Die positiven Beschäftigungspläne der Unternehmen zeigen, dass die Spielräume für eine nochmalige deutliche Absenkung der Beiträge zur Arbeitslosenversicherung auf knapp unter drei Prozent schon jetzt vorhanden sind. Hier bedarf es keiner Prüfaufträge mehr, sondern klarer Entscheidungen. Außerdem spült der Aufschwung über die kalte Progression zusätzliche Steuern in die öffentlichen Kassen. Grundfreibetrag und Tarifverlauf müssen deshalb angepasst werden, um den staatlichen Griff in die privaten Portemonnaies zu bremsen.
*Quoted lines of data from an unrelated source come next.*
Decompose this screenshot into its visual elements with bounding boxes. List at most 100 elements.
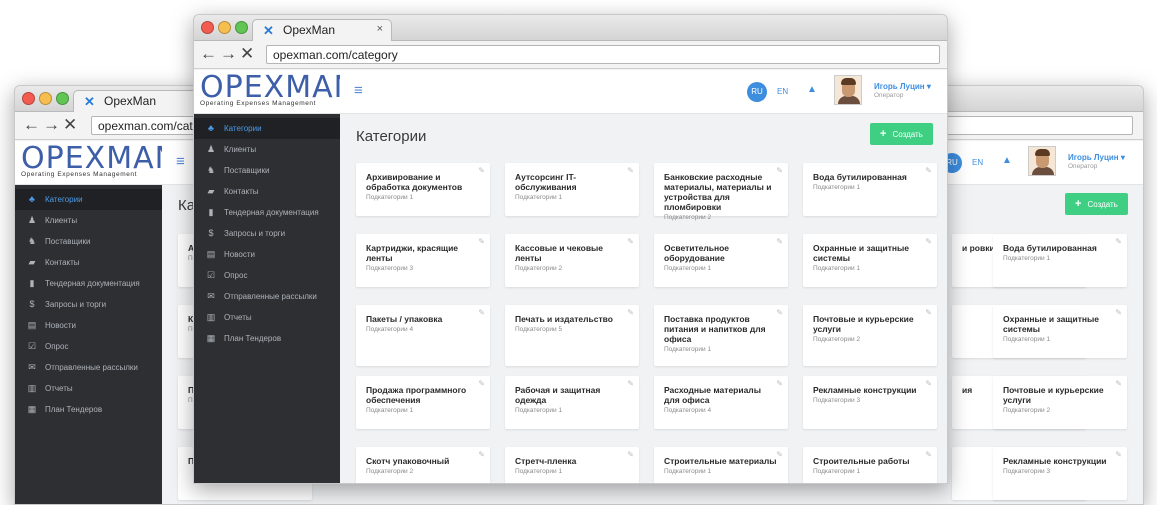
sidebar-item[interactable]: ▮ Тендерная документация (194, 202, 340, 223)
bell-icon[interactable]: ▲ (807, 84, 817, 95)
category-card[interactable]: ✎ Аутсорсинг IT-обслуживания Подкатегории … (505, 163, 639, 216)
sidebar-item[interactable]: ▰ Контакты (15, 252, 162, 273)
sidebar-item[interactable]: ♞ Поставщики (194, 160, 340, 181)
pencil-icon[interactable]: ✎ (925, 308, 932, 317)
pencil-icon[interactable]: ✎ (1115, 308, 1122, 317)
sidebar-item[interactable]: ♞ Поставщики (15, 231, 162, 252)
lang-en-button[interactable]: EN (972, 158, 983, 167)
menu-toggle-icon[interactable]: ≡ (176, 153, 185, 170)
stop-icon[interactable]: ✕ (240, 44, 254, 64)
sidebar-item[interactable]: ☑ Опрос (15, 336, 162, 357)
pencil-icon[interactable]: ✎ (776, 166, 783, 175)
sidebar-item[interactable]: ♟ Клиенты (15, 210, 162, 231)
pencil-icon[interactable]: ✎ (627, 379, 634, 388)
pencil-icon[interactable]: ✎ (627, 237, 634, 246)
pencil-icon[interactable]: ✎ (478, 308, 485, 317)
browser-tab[interactable]: ✕ OpexMan (73, 90, 213, 112)
pencil-icon[interactable]: ✎ (478, 379, 485, 388)
minimize-window-button[interactable] (39, 92, 52, 105)
sidebar-item[interactable]: ✉ Отправленные рассылки (15, 357, 162, 378)
forward-arrow-icon[interactable]: → (220, 44, 237, 64)
lang-ru-button[interactable]: RU (747, 82, 767, 102)
pencil-icon[interactable]: ✎ (627, 308, 634, 317)
sidebar-item[interactable]: ▤ Новости (15, 315, 162, 336)
lang-en-button[interactable]: EN (777, 87, 788, 96)
bell-icon[interactable]: ▲ (1002, 155, 1012, 166)
category-card[interactable]: ✎ Стретч-пленка Подкатегории 1 (505, 447, 639, 483)
create-button[interactable]: + Создать (1065, 193, 1128, 215)
category-card[interactable]: ✎ Охранные и защитные системы Подкатегории… (993, 305, 1127, 358)
category-card[interactable]: ✎ Строительные работы Подкатегории 1 (803, 447, 937, 483)
sidebar-item[interactable]: ▥ Отчеты (194, 307, 340, 328)
browser-tab[interactable]: ✕ OpexMan × (252, 19, 392, 41)
category-card[interactable]: ✎ Скотч упаковочный Подкатегории 2 (356, 447, 490, 483)
category-card[interactable]: ✎ Расходные материалы для офиса Подкатегор… (654, 376, 788, 429)
category-card[interactable]: ✎ Рабочая и защитная одежда Подкатегории 1 (505, 376, 639, 429)
category-card[interactable]: ✎ Вода бутилированная Подкатегории 1 (803, 163, 937, 216)
category-card[interactable]: ✎ Банковские расходные материалы, материа… (654, 163, 788, 221)
category-card[interactable]: ✎ Пакеты / упаковка Подкатегории 4 (356, 305, 490, 366)
pencil-icon[interactable]: ✎ (925, 450, 932, 459)
create-button[interactable]: + Создать (870, 123, 933, 145)
sidebar-item[interactable]: ✉ Отправленные рассылки (194, 286, 340, 307)
back-arrow-icon[interactable]: ← (200, 44, 217, 64)
close-window-button[interactable] (201, 21, 214, 34)
category-card[interactable]: ✎ Кассовые и чековые ленты Подкатегории 2 (505, 234, 639, 287)
back-arrow-icon[interactable]: ← (23, 115, 40, 135)
menu-toggle-icon[interactable]: ≡ (354, 82, 363, 99)
pencil-icon[interactable]: ✎ (776, 450, 783, 459)
category-card[interactable]: ✎ Охранные и защитные системы Подкатегории… (803, 234, 937, 287)
sidebar-item[interactable]: ♟ Клиенты (194, 139, 340, 160)
sidebar-item[interactable]: ♣ Категории (15, 189, 162, 210)
category-card[interactable]: ✎ Рекламные конструкции Подкатегории 3 (993, 447, 1127, 500)
category-card[interactable]: ✎ Печать и издательство Подкатегории 5 (505, 305, 639, 366)
category-card[interactable]: ✎ Продажа программного обеспечения Подкате… (356, 376, 490, 429)
pencil-icon[interactable]: ✎ (478, 166, 485, 175)
tab-close-icon[interactable]: × (377, 23, 383, 35)
pencil-icon[interactable]: ✎ (1115, 379, 1122, 388)
plus-icon: + (1075, 198, 1082, 210)
sidebar-item[interactable]: ☑ Опрос (194, 265, 340, 286)
category-card[interactable]: ✎ Вода бутилированная Подкатегории 1 (993, 234, 1127, 287)
category-card[interactable]: ✎ Рекламные конструкции Подкатегории 3 (803, 376, 937, 429)
pencil-icon[interactable]: ✎ (478, 450, 485, 459)
pencil-icon[interactable]: ✎ (925, 379, 932, 388)
sidebar-item[interactable]: ▮ Тендерная документация (15, 273, 162, 294)
category-card[interactable]: ✎ Осветительное оборудование Подкатегории … (654, 234, 788, 287)
sidebar-item[interactable]: ♣ Категории (194, 118, 340, 139)
stop-icon[interactable]: ✕ (63, 115, 77, 135)
sidebar-item[interactable]: ▦ План Тендеров (15, 399, 162, 420)
sidebar-item[interactable]: ▰ Контакты (194, 181, 340, 202)
url-bar[interactable]: opexman.com/category (266, 45, 940, 64)
pencil-icon[interactable]: ✎ (627, 450, 634, 459)
sidebar-item[interactable]: ▥ Отчеты (15, 378, 162, 399)
category-card[interactable]: ✎ Картриджи, красящие ленты Подкатегории 3 (356, 234, 490, 287)
sidebar-item[interactable]: $ Запросы и торги (194, 223, 340, 244)
avatar[interactable] (1028, 146, 1056, 176)
category-card[interactable]: ✎ Поставка продуктов питания и напитков д… (654, 305, 788, 366)
user-name[interactable]: Игорь Луцин ▾ (1068, 153, 1125, 162)
pencil-icon[interactable]: ✎ (925, 237, 932, 246)
forward-arrow-icon[interactable]: → (43, 115, 60, 135)
pencil-icon[interactable]: ✎ (627, 166, 634, 175)
close-window-button[interactable] (22, 92, 35, 105)
pencil-icon[interactable]: ✎ (776, 237, 783, 246)
category-card[interactable]: ✎ Архивирование и обработка документов Под… (356, 163, 490, 216)
pencil-icon[interactable]: ✎ (1115, 450, 1122, 459)
sidebar-item[interactable]: ▤ Новости (194, 244, 340, 265)
minimize-window-button[interactable] (218, 21, 231, 34)
pencil-icon[interactable]: ✎ (1115, 237, 1122, 246)
user-name[interactable]: Игорь Луцин ▾ (874, 82, 931, 91)
category-card[interactable]: ✎ Почтовые и курьерские услуги Подкатегори… (993, 376, 1127, 429)
sidebar-item[interactable]: ▦ План Тендеров (194, 328, 340, 349)
pencil-icon[interactable]: ✎ (925, 166, 932, 175)
avatar[interactable] (834, 75, 862, 105)
sidebar-item[interactable]: $ Запросы и торги (15, 294, 162, 315)
maximize-window-button[interactable] (56, 92, 69, 105)
category-card[interactable]: ✎ Почтовые и курьерские услуги Подкатегори… (803, 305, 937, 366)
maximize-window-button[interactable] (235, 21, 248, 34)
pencil-icon[interactable]: ✎ (776, 308, 783, 317)
category-card[interactable]: ✎ Строительные материалы Подкатегории 1 (654, 447, 788, 483)
pencil-icon[interactable]: ✎ (776, 379, 783, 388)
pencil-icon[interactable]: ✎ (478, 237, 485, 246)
Hier ist eine Entlastung schon ab 2009 möglich.

Konjunkturverlangsamung, kein Einbruch

Die Lage der deutschen Wirtschaft hat sich im Frühsommer nach hervorragenden Vorumfragewerten verschlechtert. Es besteht aber noch kein Anlass für einen Abgesang auf die deutsche Konjunktur: Immerhin 37 Prozent der Unternehmen sprechen von einer guten geschäftlichen Lage, 49 Prozent von einer befriedigenden Situation. Lediglich 13 Prozent konstatieren eine schlechte Geschäftslage (Saldo aus „Gut“- und „Schlecht“-Antworten: 24 Punkte). Die Unternehmen schätzen ihre Geschäftslage damit immer noch besser ein als im Zeitraum zwischen Vereinigungsboom 1991 und Sommer 2006.

Anders bei den Geschäftserwartungen: Hier liegen aktuell die Optimisten nur noch sechs Punkte vor den Pessimisten, in der Vorumfrage betrug diese Differenz noch zehn Punkte, vor einem Jahr 24 Punkte. Der Erwartungssaldo erzielt damit den schlechtesten Wert seit Herbst 2005 (plus drei Punkte).
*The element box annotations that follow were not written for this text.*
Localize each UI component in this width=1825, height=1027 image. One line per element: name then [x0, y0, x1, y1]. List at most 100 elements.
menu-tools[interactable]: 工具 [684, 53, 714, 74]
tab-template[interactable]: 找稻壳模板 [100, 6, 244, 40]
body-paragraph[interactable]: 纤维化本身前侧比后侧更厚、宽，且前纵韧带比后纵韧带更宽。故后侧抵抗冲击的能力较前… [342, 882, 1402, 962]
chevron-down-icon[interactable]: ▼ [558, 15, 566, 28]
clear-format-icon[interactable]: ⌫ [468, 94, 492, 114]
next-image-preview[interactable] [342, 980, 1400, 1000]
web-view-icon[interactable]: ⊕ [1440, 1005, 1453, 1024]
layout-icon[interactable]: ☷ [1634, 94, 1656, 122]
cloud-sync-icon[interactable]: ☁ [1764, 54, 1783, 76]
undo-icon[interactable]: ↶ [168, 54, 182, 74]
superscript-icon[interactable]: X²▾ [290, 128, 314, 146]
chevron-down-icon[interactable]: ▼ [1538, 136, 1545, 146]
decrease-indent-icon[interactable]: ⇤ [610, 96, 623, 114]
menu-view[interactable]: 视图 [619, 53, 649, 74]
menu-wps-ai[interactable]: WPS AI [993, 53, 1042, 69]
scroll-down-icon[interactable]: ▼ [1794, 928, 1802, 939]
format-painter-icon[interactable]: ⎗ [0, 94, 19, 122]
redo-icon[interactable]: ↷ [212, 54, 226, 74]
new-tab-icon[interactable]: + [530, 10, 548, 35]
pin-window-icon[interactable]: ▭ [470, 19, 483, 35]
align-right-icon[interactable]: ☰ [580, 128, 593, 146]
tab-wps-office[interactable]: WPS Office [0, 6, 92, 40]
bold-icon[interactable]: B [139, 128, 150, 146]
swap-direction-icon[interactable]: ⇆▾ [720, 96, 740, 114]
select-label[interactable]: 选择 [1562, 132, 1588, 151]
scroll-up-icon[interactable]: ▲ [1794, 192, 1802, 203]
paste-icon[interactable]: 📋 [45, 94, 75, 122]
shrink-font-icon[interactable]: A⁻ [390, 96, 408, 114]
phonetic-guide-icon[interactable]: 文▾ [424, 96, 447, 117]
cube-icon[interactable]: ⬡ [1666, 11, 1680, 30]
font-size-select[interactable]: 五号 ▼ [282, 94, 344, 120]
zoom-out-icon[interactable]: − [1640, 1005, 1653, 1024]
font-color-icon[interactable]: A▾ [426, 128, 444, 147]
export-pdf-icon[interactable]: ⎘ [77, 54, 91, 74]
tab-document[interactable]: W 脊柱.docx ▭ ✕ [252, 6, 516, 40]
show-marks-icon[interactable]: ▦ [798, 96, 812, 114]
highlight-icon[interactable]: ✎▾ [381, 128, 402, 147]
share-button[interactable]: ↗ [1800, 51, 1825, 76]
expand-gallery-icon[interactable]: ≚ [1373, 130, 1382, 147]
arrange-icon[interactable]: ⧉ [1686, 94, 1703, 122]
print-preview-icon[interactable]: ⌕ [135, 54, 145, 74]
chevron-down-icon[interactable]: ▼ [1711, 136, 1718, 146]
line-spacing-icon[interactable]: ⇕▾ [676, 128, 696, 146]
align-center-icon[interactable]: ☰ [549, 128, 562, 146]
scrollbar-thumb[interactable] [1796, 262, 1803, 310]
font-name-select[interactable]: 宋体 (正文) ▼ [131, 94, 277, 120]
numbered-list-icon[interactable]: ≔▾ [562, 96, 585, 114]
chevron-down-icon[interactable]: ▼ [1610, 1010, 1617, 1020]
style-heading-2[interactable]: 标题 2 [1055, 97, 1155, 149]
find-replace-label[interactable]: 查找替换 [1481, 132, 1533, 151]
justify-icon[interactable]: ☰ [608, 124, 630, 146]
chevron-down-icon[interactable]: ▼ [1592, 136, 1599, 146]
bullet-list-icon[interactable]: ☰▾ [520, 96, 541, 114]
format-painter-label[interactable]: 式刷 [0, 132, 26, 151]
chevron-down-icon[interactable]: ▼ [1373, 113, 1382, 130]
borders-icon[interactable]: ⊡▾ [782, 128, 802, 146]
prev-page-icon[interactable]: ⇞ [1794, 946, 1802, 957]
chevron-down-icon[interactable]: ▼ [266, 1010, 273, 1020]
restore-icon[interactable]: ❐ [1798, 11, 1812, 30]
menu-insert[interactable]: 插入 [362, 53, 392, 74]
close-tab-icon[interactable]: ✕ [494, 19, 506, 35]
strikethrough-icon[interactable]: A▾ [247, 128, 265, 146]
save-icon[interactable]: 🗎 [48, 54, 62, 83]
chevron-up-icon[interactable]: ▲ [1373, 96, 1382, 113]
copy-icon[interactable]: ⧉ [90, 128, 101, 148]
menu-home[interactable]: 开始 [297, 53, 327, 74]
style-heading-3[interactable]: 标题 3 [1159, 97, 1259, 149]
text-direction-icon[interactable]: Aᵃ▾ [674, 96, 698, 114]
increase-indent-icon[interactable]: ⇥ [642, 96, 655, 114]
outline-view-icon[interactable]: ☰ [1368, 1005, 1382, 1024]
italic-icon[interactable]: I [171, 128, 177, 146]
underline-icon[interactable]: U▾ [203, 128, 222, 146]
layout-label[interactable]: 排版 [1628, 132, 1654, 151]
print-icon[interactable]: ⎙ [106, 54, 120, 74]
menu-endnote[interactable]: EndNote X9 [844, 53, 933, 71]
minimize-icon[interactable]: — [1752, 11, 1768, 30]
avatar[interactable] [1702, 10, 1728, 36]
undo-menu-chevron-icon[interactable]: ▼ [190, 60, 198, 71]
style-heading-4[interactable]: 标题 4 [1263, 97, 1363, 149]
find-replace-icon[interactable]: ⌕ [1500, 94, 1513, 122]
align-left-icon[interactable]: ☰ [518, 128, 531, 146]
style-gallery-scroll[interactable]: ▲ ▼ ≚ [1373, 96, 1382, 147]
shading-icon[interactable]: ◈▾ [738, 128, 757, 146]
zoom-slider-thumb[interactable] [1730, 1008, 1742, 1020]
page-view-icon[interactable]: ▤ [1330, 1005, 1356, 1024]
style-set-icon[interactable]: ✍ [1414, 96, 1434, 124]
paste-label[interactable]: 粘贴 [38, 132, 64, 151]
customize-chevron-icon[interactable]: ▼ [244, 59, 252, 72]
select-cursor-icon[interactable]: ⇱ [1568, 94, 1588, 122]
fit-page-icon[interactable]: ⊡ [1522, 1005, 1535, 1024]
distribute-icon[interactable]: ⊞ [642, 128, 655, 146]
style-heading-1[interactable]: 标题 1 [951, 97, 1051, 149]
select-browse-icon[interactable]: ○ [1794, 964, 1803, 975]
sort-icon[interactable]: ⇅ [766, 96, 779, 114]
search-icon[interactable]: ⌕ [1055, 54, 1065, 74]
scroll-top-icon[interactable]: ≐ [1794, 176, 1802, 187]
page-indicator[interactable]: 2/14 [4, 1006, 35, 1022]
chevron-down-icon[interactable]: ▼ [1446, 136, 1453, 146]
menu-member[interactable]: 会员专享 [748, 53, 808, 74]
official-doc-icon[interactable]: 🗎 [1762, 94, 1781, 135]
Ursächlich für das eingetrübte Erwartungsbild ist die Stimmungsverschlechterung in der exportgeprägten Industrie sowie angrenzender Branchen wie Logistik oder unternehmensnahe Dienstleistungen. Immerhin sorgen die noch immer aufwärts gerichteten Investitions- und Beschäftigungspläne in diesen Bereichen für eine Stärkung der Binnenwirtschaft: Der Bau profitiert von andauernden Aufträgen gewerblicher und öffentlicher Bauherren und verbessert seinen Erwartungssaldo. Einzelhandel, Gastgewerbe und personennahe Dienstleister rechnen nicht mit weiteren Rückfällen bei ihren Geschäften – die verbesserte Arbeitsmarktsituation dürfte die Verbraucherstimmung etwas stabilisieren, mit hohen Steigerungsraten rechnen sie allerdings nicht.

Exporterwartungen: Skepsis wächst
Einen Beleg für das schwieriger eingestufte Außengeschäft liefern die Exporterwartungen der Industrieunternehmen: Der Saldo aus „Besser“- und „Schlechter“-Meldungen (26 Punkte) sinkt immerhin um 10 Prozentpunkte gegenüber Jahresbeginn – die stärkste Eintrübung seit vier Jahren. Die Exporterwartungen befinden sich damit freilich noch knapp über dem langjährigen Durchschnitt (Saldo: plus 24 Punkte).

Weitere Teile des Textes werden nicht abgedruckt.